We then have two incredible salads (yes — incredible salads): kale with lemon-pepper dressing and crunchy bread crumbs, and farro with chickpeas, squash, dates, and ricotta salata.

Finally, it’s pasta time, and because we are geniuses, we order every pasta they have. It is insane, but don’t worry, we finish all of them. Reginette with beef braciola, meatballs, pork rib, and Sunday sauce is clearly hard to beat. But, honestly, every single pasta dish stands up to the challenge. Lemony linguine with shrimp scampi takes me back — that was a Liedman household staple growing up. The tagliatelle with pork ragù bianco is surprisingly light and savory, and the stuffed pastas (tortelli with greens and ricotta in red sauce and chicken-duck-pork agnolotti in roasting juices) are just perfect.

Even though that was a literal feast, we order dessert: a dark-chocolate torte with olive oil and salt, and tiramisu. I think because we impressed everyone on staff with our Thor-level appetites, we are rewarded with a little bit of amaro to wash it all down.

I sleep like a rock.

Monday, March 5
We’ve officially done all of our socializing for this trip, and eaten enough to last us until mid-May. I start the day with an almond latte from the Federal Store luncheonette, the cutest corner store–slash–bakery you could possibly imagine. Normally, I would get the turmeric toast, but I can’t even think about food yet.

Daniel and I don’t eat until lunch, which we have at the Arbor. The Arbor is associated with one of my very favorite Vancouver restaurants, the Acorn, which we weren’t able to squeeze in on this trip. The Arbor is more casual than the Acorn — burgers and flatbreads and stuff. I get the winter salad: roast squash, beets, fennel, and Brussels sprouts with warm millet and smoked-onion-cashew fraîche. I also get the lemon iced tea, which is weirdly amazing. It’s perfectly sweetened and so lemony. It kind of makes my day.

I have to head to the airport in the late afternoon, which kinda messes with dinner. I eat a Kashi chia granola bar on the way, and have a vodka soda at Canucks Sports Bar in the terminal. I drink a ton of water on the flight because I’ve got an aisle seat, which makes me the king of peeing whenever I need to.

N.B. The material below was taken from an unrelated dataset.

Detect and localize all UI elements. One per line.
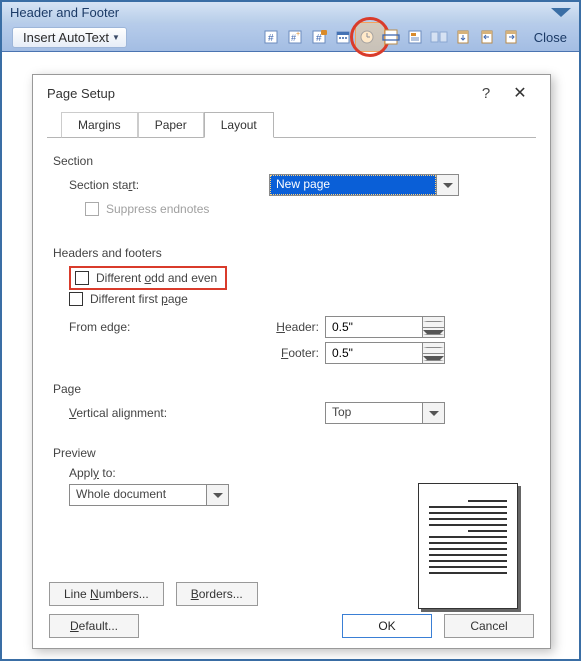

I get home pretty late, and don’t have much food in the house. I do have cereal, though, and I love cereal. This time I have Cheerios and Golden Grahams, mixed. I also have a nibble of Kiva THC dark-chocolate, tangerine flavor. Because, you know, I’m a chill-ass dude.

Tuesday, March 6
Daniel is still in Vancouver, taking care of some business, so I’m alone in L.A. for the day. I start with coffee and eventually make a smoothie: kale, strawberries, spirulina, and coconut water.

My first appointment is a conference call around noon, and I still haven’t gotten any groceries, so I order some lunch from Ohana Poké Co. in Silver Lake. I go for garlic-chili shrimp with brown sushi rice, and wakame-seaweed salad and masago. I get the smaller size, so I still have room for the whole reason I ordered poke in the first place: a Spam musubi. I do it for the shiso leaf, I swear! JK, I love Spam, I guess. Most processed meat and fish products are good with me. I can admit that.

The conference call never happens.

I’m between staff jobs right now, developing and chilling and deciding what to do next. In the afternoon, I go for a long walk in my neighborhood with two of my favorite people, who are in the same employment situation as I am. We stop at Caffe Vita, and I get a small iced green tea and some tap water.

For dinner, I make myself turkey meatloaf, and try to make it taste as much like pizza as possible. Dark-meat ground turkey, canned tomato, garlic, basil, Parmesan, fennel seed, bread crumbs, and an egg. I brush it with puréed tomato, Parmesan, oregano, and olive oil, and finish it under the broiler.

I also roast up Broccolini, cauliflower, and cherry tomatoes (with the guts squeezed out so that they’re real raisiny). I drown everything in Frank’s RedHot, so it tastes like home.

It’s Girl Scout Cookies season, and I’m not immune. I have a Tagalong, and by “a Tagalong” I mean four Tagalongs, even though I really only want three.